Eggless Chocolate Ice Cream

Ingredients

113g / 4 oz dark chocolate (at least 70%), chopped
67g / 2 oz milk chocolate, chopped
485g / 2c whole milk
230g / 1c heavy cream
150g / 3/4c sugar
80g / 1/4c sweetened condensed milk
25g / 3T cocoa (use a nice dark one)
1/4t salt

Directions

1. Place the milk and dark chocolates in a medium heatproof metal or glass bowl. Bring a large skillet of water to a boil. Turn off the heat and set the bowl in the water. Leave the chocolate to melt gently while you prepare the dairy. Give the chocolate a stir every now and then to make sure it melts completely. (For this reason I still like to chop my chocolate pretty finely.)

2. Place the sugar in a medium saucepan and sift the cocoa into it; stir until combined (this helps prevent the cocoa from clumping when you add the liquid).  Add the milk, cream, and condensed milk and whisk to combine. Bring to a simmer over medium-high heat, stirring occasionally with a spatula (reserve the whisk for the next step), until smooth. Simmer for 2 minutes, then remove from the heat.

3. Pour a ladleful of the hot dairy mixture into the melted chocolate and whisk until thoroughly combined. The mixture will have the consistency of ganache for the first few ladles. Add another ladleful and repeat whisking until you’ve added about half of the dairy mixture. Add the remaining dairy mixture and whisk to combine. The custard will still be fairly runny — don’t worry! At this point, you can strain the base if you want (although the only thing getting strained out is essentially chocolate bits that didn’t melt). Cover and chill the base overnight in the fridge (or until it gets down to 40F).
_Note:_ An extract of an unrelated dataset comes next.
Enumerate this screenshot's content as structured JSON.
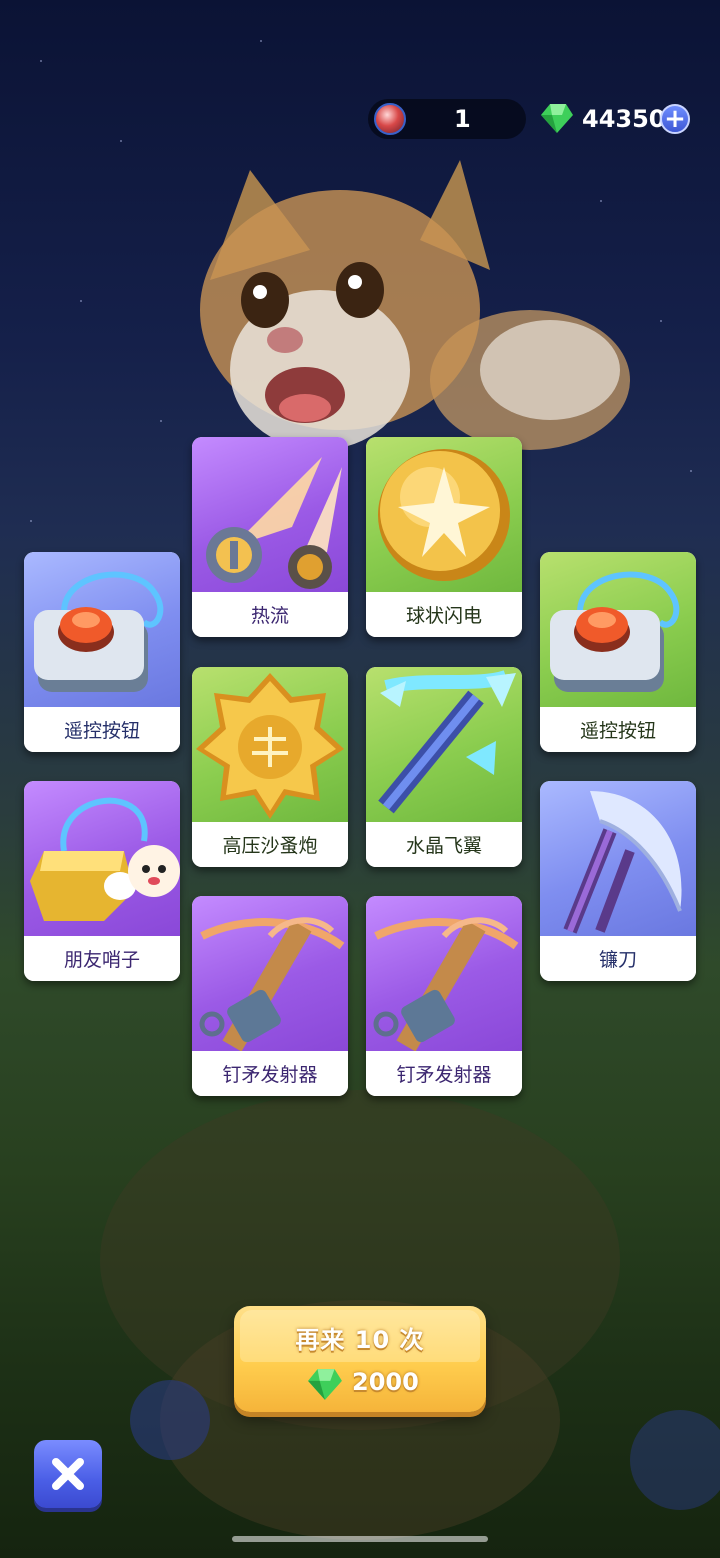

4. To churn the ice cream, scrape the base into the bowl of your ice cream maker and churn until it has thickened — it will take a little longer than the typical ice cream, since the base is more liquidy. It should be the consistency of a thick milkshake. Transfer the ice cream to a container(s) and freeze until firm. If you’re lucky, you’ll end up with an extra quarter or third cup of ice cream that doesn’t fit into your two pint containers, and you’ll get to sample the ice cream fresh. You can press a square of wax or parchment paper to the surface of your ice cream before freezing it if you want — this is supposed to prevent ice crystals from forming on the surface of the ice cream. If you’re lazy, don’t worry about it. The ice cream will take about 4 hours to harden completely. I found that it melts a little more quickly than the typical ice cream, so when you serve yourself, don’t stand on ceremony!

Variations

To make mocha ice cream or chocolate chai ice cream, steep 2 tablespoons of coffee or chai tea with the dairy and cocoa as you’re heating it.  I recommend using a very fine mesh tea strainer to do this, in order to avoid any grit in your ice cream (alternatively you could strain the dairy mixture as you pour it into the chocolate, but that seems harder to me).  You could also use any other kind of tea or flavoring to steep with the dairy.  The 2 tablespoons is fairly strong, so if you want your ice cream to be more subtle, use less; however, the added flavors do balance out the sweetness of the ice cream very nicely.